Note: If a text string is to contain quotation marks as part of the string itself (as in the titles of books such as "Moby Dick"), then two methods can be used to import them:
|
Trim leading spaces | Select this check box if the ASCII (text) file you are about to import contains leading blank spaces in some rows, such as shown in the example below where the rows starting with 9 and 8 are offset by a leading blank.
If the Trim leading spaces check box is set, then leading blank spaces are not (erroneously) interpreted as field separators, and in this example, the 4 (rows) by 3 (columns) data matrix is properly imported. |
File contents | Displays the contents of the text file to import. |
OK | Accepts the options selected and imports the text file. |
Cancel | Closes the dialog box without importing the text file. |
Column Type Specifiers
- A - Text (Alphanumeric)
- F - Float (also R - Real)
- D - Double Float (also DR - Double Real)

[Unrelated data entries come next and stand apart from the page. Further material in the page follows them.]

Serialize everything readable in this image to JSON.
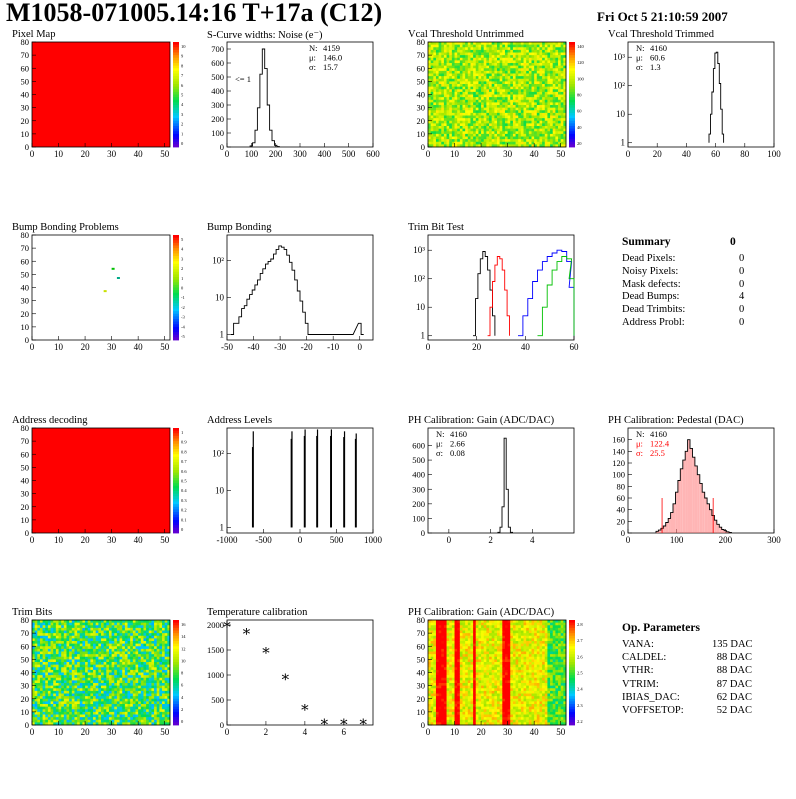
{
  "header": {
    "title": "M1058-071005.14:16 T+17a (C12)",
    "date": "Fri Oct  5 21:10:59 2007"
  },
  "colors": {
    "red": "#ff0000",
    "black": "#000000",
    "blue": "#0000ff",
    "green": "#00c000"
  },
  "chart_data": [
    {
      "id": "pixel-map",
      "type": "heatmap",
      "title": "Pixel Map",
      "x": {
        "range": [
          0,
          52
        ],
        "ticks": [
          "0",
          "10",
          "20",
          "30",
          "40",
          "50"
        ]
      },
      "y": {
        "range": [
          0,
          80
        ],
        "ticks": [
          "0",
          "10",
          "20",
          "30",
          "40",
          "50",
          "60",
          "70",
          "80"
        ]
      },
      "fill": "uniform-red",
      "zscale": {
        "ticks": [
          "10",
          "9",
          "8",
          "7",
          "6",
          "5",
          "4",
          "3",
          "2",
          "1",
          "0"
        ]
      }
    },
    {
      "id": "scurve-noise",
      "type": "histogram",
      "title": "S-Curve widths: Noise (e⁻)",
      "x": {
        "range": [
          0,
          600
        ],
        "ticks": [
          "0",
          "100",
          "200",
          "300",
          "400",
          "500",
          "600"
        ]
      },
      "y": {
        "range": [
          0,
          750
        ],
        "ticks": [
          "0",
          "100",
          "200",
          "300",
          "400",
          "500",
          "600",
          "700"
        ]
      },
      "stats": [
        {
          "label": "N:",
          "value": "4159"
        },
        {
          "label": "μ:",
          "value": "146.0"
        },
        {
          "label": "σ:",
          "value": "15.7"
        }
      ],
      "annotation": "<= 1",
      "bins": [
        [
          100,
          8
        ],
        [
          110,
          30
        ],
        [
          120,
          120
        ],
        [
          130,
          280
        ],
        [
          140,
          520
        ],
        [
          150,
          700
        ],
        [
          160,
          560
        ],
        [
          170,
          300
        ],
        [
          180,
          120
        ],
        [
          190,
          45
        ],
        [
          200,
          12
        ],
        [
          210,
          3
        ]
      ]
    },
    {
      "id": "vcal-untrimmed",
      "type": "heatmap",
      "title": "Vcal Threshold Untrimmed",
      "x": {
        "range": [
          0,
          52
        ],
        "ticks": [
          "0",
          "10",
          "20",
          "30",
          "40",
          "50"
        ]
      },
      "y": {
        "range": [
          0,
          80
        ],
        "ticks": [
          "0",
          "10",
          "20",
          "30",
          "40",
          "50",
          "60",
          "70",
          "80"
        ]
      },
      "fill": "noise-yellow-green",
      "zscale": {
        "ticks": [
          "140",
          "120",
          "100",
          "80",
          "60",
          "40",
          "20"
        ]
      }
    },
    {
      "id": "vcal-trimmed",
      "type": "histogram",
      "title": "Vcal Threshold Trimmed",
      "log_y": true,
      "x": {
        "range": [
          0,
          100
        ],
        "ticks": [
          "0",
          "20",
          "40",
          "60",
          "80",
          "100"
        ]
      },
      "y": {
        "ticks": [
          "1",
          "10",
          "10²",
          "10³"
        ]
      },
      "stats": [
        {
          "label": "N:",
          "value": "4160"
        },
        {
          "label": "μ:",
          "value": "60.6"
        },
        {
          "label": "σ:",
          "value": "1.3"
        }
      ],
      "bins": [
        [
          56,
          2
        ],
        [
          57,
          10
        ],
        [
          58,
          60
        ],
        [
          59,
          400
        ],
        [
          60,
          1400
        ],
        [
          61,
          1500
        ],
        [
          62,
          600
        ],
        [
          63,
          120
        ],
        [
          64,
          15
        ],
        [
          65,
          2
        ]
      ]
    },
    {
      "id": "bump-problems",
      "type": "heatmap",
      "title": "Bump Bonding Problems",
      "x": {
        "range": [
          0,
          52
        ],
        "ticks": [
          "0",
          "10",
          "20",
          "30",
          "40",
          "50"
        ]
      },
      "y": {
        "range": [
          0,
          80
        ],
        "ticks": [
          "0",
          "10",
          "20",
          "30",
          "40",
          "50",
          "60",
          "70",
          "80"
        ]
      },
      "points": [
        [
          30,
          55,
          "#00c000"
        ],
        [
          32,
          48,
          "#00aa88"
        ],
        [
          27,
          38,
          "#c8e000"
        ]
      ],
      "zscale": {
        "ticks": [
          "5",
          "4",
          "3",
          "2",
          "1",
          "0",
          "-1",
          "-2",
          "-3",
          "-4",
          "-5"
        ]
      }
    },
    {
      "id": "bump-bonding",
      "type": "histogram",
      "title": "Bump Bonding",
      "log_y": true,
      "x": {
        "range": [
          -50,
          5
        ],
        "ticks": [
          "-50",
          "-40",
          "-30",
          "-20",
          "-10",
          "0"
        ]
      },
      "y": {
        "ticks": [
          "1",
          "10",
          "10²"
        ]
      },
      "bins": [
        [
          -48,
          1
        ],
        [
          -47,
          2
        ],
        [
          -46,
          2
        ],
        [
          -45,
          3
        ],
        [
          -44,
          5
        ],
        [
          -43,
          6
        ],
        [
          -42,
          9
        ],
        [
          -41,
          12
        ],
        [
          -40,
          16
        ],
        [
          -39,
          22
        ],
        [
          -38,
          30
        ],
        [
          -37,
          45
        ],
        [
          -36,
          60
        ],
        [
          -35,
          80
        ],
        [
          -34,
          95
        ],
        [
          -33,
          110
        ],
        [
          -32,
          150
        ],
        [
          -31,
          200
        ],
        [
          -30,
          250
        ],
        [
          -29,
          230
        ],
        [
          -28,
          200
        ],
        [
          -27,
          140
        ],
        [
          -26,
          90
        ],
        [
          -25,
          55
        ],
        [
          -24,
          30
        ],
        [
          -23,
          15
        ],
        [
          -22,
          8
        ],
        [
          -21,
          4
        ],
        [
          -20,
          2
        ],
        [
          -19,
          1
        ],
        [
          -3,
          1
        ],
        [
          0,
          2
        ],
        [
          1,
          1
        ]
      ]
    },
    {
      "id": "trim-bit-test",
      "type": "histogram",
      "title": "Trim Bit Test",
      "log_y": true,
      "x": {
        "range": [
          0,
          60
        ],
        "ticks": [
          "0",
          "20",
          "40",
          "60"
        ]
      },
      "y": {
        "ticks": [
          "1",
          "10",
          "10²",
          "10³"
        ]
      },
      "series": [
        {
          "color": "#000000",
          "bins": [
            [
              19,
              1
            ],
            [
              20,
              20
            ],
            [
              21,
              150
            ],
            [
              22,
              500
            ],
            [
              23,
              900
            ],
            [
              24,
              600
            ],
            [
              25,
              200
            ],
            [
              26,
              40
            ],
            [
              27,
              5
            ]
          ]
        },
        {
          "color": "#ff0000",
          "bins": [
            [
              25,
              1
            ],
            [
              26,
              10
            ],
            [
              27,
              80
            ],
            [
              28,
              300
            ],
            [
              29,
              600
            ],
            [
              30,
              500
            ],
            [
              31,
              200
            ],
            [
              32,
              40
            ],
            [
              33,
              5
            ]
          ]
        },
        {
          "color": "#0000ff",
          "bins": [
            [
              38,
              1
            ],
            [
              40,
              5
            ],
            [
              42,
              20
            ],
            [
              44,
              80
            ],
            [
              46,
              200
            ],
            [
              48,
              400
            ],
            [
              50,
              600
            ],
            [
              52,
              800
            ],
            [
              54,
              1000
            ],
            [
              56,
              900
            ],
            [
              58,
              400
            ],
            [
              59,
              50
            ]
          ]
        },
        {
          "color": "#00c000",
          "bins": [
            [
              46,
              1
            ],
            [
              48,
              10
            ],
            [
              50,
              60
            ],
            [
              52,
              200
            ],
            [
              54,
              400
            ],
            [
              56,
              600
            ],
            [
              58,
              500
            ],
            [
              59,
              100
            ]
          ]
        }
      ]
    },
    {
      "id": "address-decoding",
      "type": "heatmap",
      "title": "Address decoding",
      "x": {
        "range": [
          0,
          52
        ],
        "ticks": [
          "0",
          "10",
          "20",
          "30",
          "40",
          "50"
        ]
      },
      "y": {
        "range": [
          0,
          80
        ],
        "ticks": [
          "0",
          "10",
          "20",
          "30",
          "40",
          "50",
          "60",
          "70",
          "80"
        ]
      },
      "fill": "uniform-red",
      "zscale": {
        "ticks": [
          "1",
          "0.9",
          "0.8",
          "0.7",
          "0.6",
          "0.5",
          "0.4",
          "0.3",
          "0.2",
          "0.1",
          "0"
        ]
      }
    },
    {
      "id": "address-levels",
      "type": "histogram",
      "title": "Address Levels",
      "log_y": true,
      "x": {
        "range": [
          -1000,
          1000
        ],
        "ticks": [
          "-1000",
          "-500",
          "0",
          "500",
          "1000"
        ]
      },
      "y": {
        "ticks": [
          "1",
          "10",
          "10²"
        ]
      },
      "bins": [
        [
          -650,
          150
        ],
        [
          -640,
          400
        ],
        [
          -120,
          250
        ],
        [
          -110,
          400
        ],
        [
          60,
          300
        ],
        [
          70,
          450
        ],
        [
          230,
          300
        ],
        [
          240,
          450
        ],
        [
          420,
          300
        ],
        [
          430,
          450
        ],
        [
          600,
          280
        ],
        [
          610,
          400
        ],
        [
          760,
          250
        ],
        [
          770,
          350
        ]
      ]
    },
    {
      "id": "ph-gain",
      "type": "histogram",
      "title": "PH Calibration: Gain (ADC/DAC)",
      "x": {
        "range": [
          -1,
          6
        ],
        "ticks": [
          "0",
          "2",
          "4"
        ]
      },
      "y": {
        "range": [
          0,
          720
        ],
        "ticks": [
          "0",
          "100",
          "200",
          "300",
          "400",
          "500",
          "600"
        ]
      },
      "stats": [
        {
          "label": "N:",
          "value": "4160"
        },
        {
          "label": "μ:",
          "value": "2.66"
        },
        {
          "label": "σ:",
          "value": "0.08"
        }
      ],
      "bins": [
        [
          2.4,
          5
        ],
        [
          2.5,
          40
        ],
        [
          2.6,
          180
        ],
        [
          2.7,
          650
        ],
        [
          2.8,
          300
        ],
        [
          2.9,
          40
        ],
        [
          3.0,
          5
        ]
      ]
    },
    {
      "id": "ph-pedestal",
      "type": "histogram",
      "title": "PH Calibration: Pedestal (DAC)",
      "x": {
        "range": [
          0,
          300
        ],
        "ticks": [
          "0",
          "100",
          "200",
          "300"
        ]
      },
      "y": {
        "range": [
          0,
          180
        ],
        "ticks": [
          "0",
          "20",
          "40",
          "60",
          "80",
          "100",
          "120",
          "140",
          "160"
        ]
      },
      "stats": [
        {
          "label": "N:",
          "value": "4160"
        },
        {
          "label": "μ:",
          "value": "122.4"
        },
        {
          "label": "σ:",
          "value": "25.5"
        }
      ],
      "fit_lines": [
        70,
        175
      ],
      "bins": [
        [
          60,
          3
        ],
        [
          65,
          5
        ],
        [
          70,
          8
        ],
        [
          75,
          12
        ],
        [
          80,
          18
        ],
        [
          85,
          25
        ],
        [
          90,
          35
        ],
        [
          95,
          50
        ],
        [
          100,
          70
        ],
        [
          105,
          90
        ],
        [
          110,
          110
        ],
        [
          115,
          125
        ],
        [
          120,
          140
        ],
        [
          125,
          160
        ],
        [
          130,
          145
        ],
        [
          135,
          130
        ],
        [
          140,
          115
        ],
        [
          145,
          100
        ],
        [
          150,
          85
        ],
        [
          155,
          70
        ],
        [
          160,
          60
        ],
        [
          165,
          50
        ],
        [
          170,
          40
        ],
        [
          175,
          30
        ],
        [
          180,
          22
        ],
        [
          185,
          15
        ],
        [
          190,
          10
        ],
        [
          195,
          6
        ],
        [
          200,
          4
        ],
        [
          205,
          2
        ],
        [
          210,
          1
        ]
      ]
    },
    {
      "id": "trim-bits",
      "type": "heatmap",
      "title": "Trim Bits",
      "x": {
        "range": [
          0,
          52
        ],
        "ticks": [
          "0",
          "10",
          "20",
          "30",
          "40",
          "50"
        ]
      },
      "y": {
        "range": [
          0,
          80
        ],
        "ticks": [
          "0",
          "10",
          "20",
          "30",
          "40",
          "50",
          "60",
          "70",
          "80"
        ]
      },
      "fill": "noise-green-yellow",
      "zscale": {
        "ticks": [
          "16",
          "14",
          "12",
          "10",
          "8",
          "6",
          "4",
          "2",
          "0"
        ]
      }
    },
    {
      "id": "temperature",
      "type": "scatter",
      "title": "Temperature calibration",
      "x": {
        "range": [
          0,
          7.5
        ],
        "ticks": [
          "0",
          "2",
          "4",
          "6"
        ]
      },
      "y": {
        "range": [
          0,
          2100
        ],
        "ticks": [
          "0",
          "500",
          "1000",
          "1500",
          "2000"
        ]
      },
      "points": [
        [
          0,
          2000
        ],
        [
          1,
          1860
        ],
        [
          2,
          1480
        ],
        [
          3,
          950
        ],
        [
          4,
          340
        ],
        [
          5,
          50
        ],
        [
          6,
          50
        ],
        [
          7,
          50
        ]
      ]
    },
    {
      "id": "ph-gain-map",
      "type": "heatmap",
      "title": "PH Calibration: Gain (ADC/DAC)",
      "x": {
        "range": [
          0,
          52
        ],
        "ticks": [
          "0",
          "10",
          "20",
          "30",
          "40",
          "50"
        ]
      },
      "y": {
        "range": [
          0,
          80
        ],
        "ticks": [
          "0",
          "10",
          "20",
          "30",
          "40",
          "50",
          "60",
          "70",
          "80"
        ]
      },
      "fill": "column-stripes",
      "zscale": {
        "ticks": [
          "2.8",
          "2.7",
          "2.6",
          "2.5",
          "2.4",
          "2.3",
          "2.2"
        ]
      }
    }
  ],
  "summary": {
    "title": "Summary",
    "value": "0",
    "rows": [
      {
        "label": "Dead Pixels:",
        "value": "0"
      },
      {
        "label": "Noisy Pixels:",
        "value": "0"
      },
      {
        "label": "Mask defects:",
        "value": "0"
      },
      {
        "label": "Dead Bumps:",
        "value": "4"
      },
      {
        "label": "Dead Trimbits:",
        "value": "0"
      },
      {
        "label": "Address Probl:",
        "value": "0"
      }
    ]
  },
  "op_params": {
    "title": "Op. Parameters",
    "rows": [
      {
        "label": "VANA:",
        "value": "135 DAC"
      },
      {
        "label": "CALDEL:",
        "value": "88 DAC"
      },
      {
        "label": "VTHR:",
        "value": "88 DAC"
      },
      {
        "label": "VTRIM:",
        "value": "87 DAC"
      },
      {
        "label": "IBIAS_DAC:",
        "value": "62 DAC"
      },
      {
        "label": "VOFFSETOP:",
        "value": "52 DAC"
      }
    ]
  }
}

- I - Integer (also NI - Normal Integer) - values ± 32767
- S - Short Integer (also SI) - values ± 127
- LI - Long Integer (also J) - values ± 2,140,000,000
- L - Logical
The format specified as logical is expected to contain text designators of true and false. The following three conventions are recognized by Statistica when the data are imported:
- TRUE or FALSE if the field length is 5 or more.
- YES or NO if it is 3 or 4 characters long.
- Y, N, or T, F respectively, if it is 1 character long.
Values of TRUE or YES are imported as 1, FALSE or NO is imported as 0.
Text fields (type A) must also include a length value from 1 to 255 immediately following the letter A, indicating the maximum possible length of text in this field.
The slash character (/) can be used to indicate that the remainder of the current line in the input file should be ignored (that is, skip to the next line in the input file). If the multiplier precedes a list of formats enclosed in parentheses, then the list of formats within the parentheses is repeated the number of times specified by the multiplier.
Example: 2(2L a5) is equivalent to L L A5 L L A5 and specifies two Logical variables followed by a Text variable that can hold up to five characters, then two more Logical variables and a final Text variable (again up to five characters).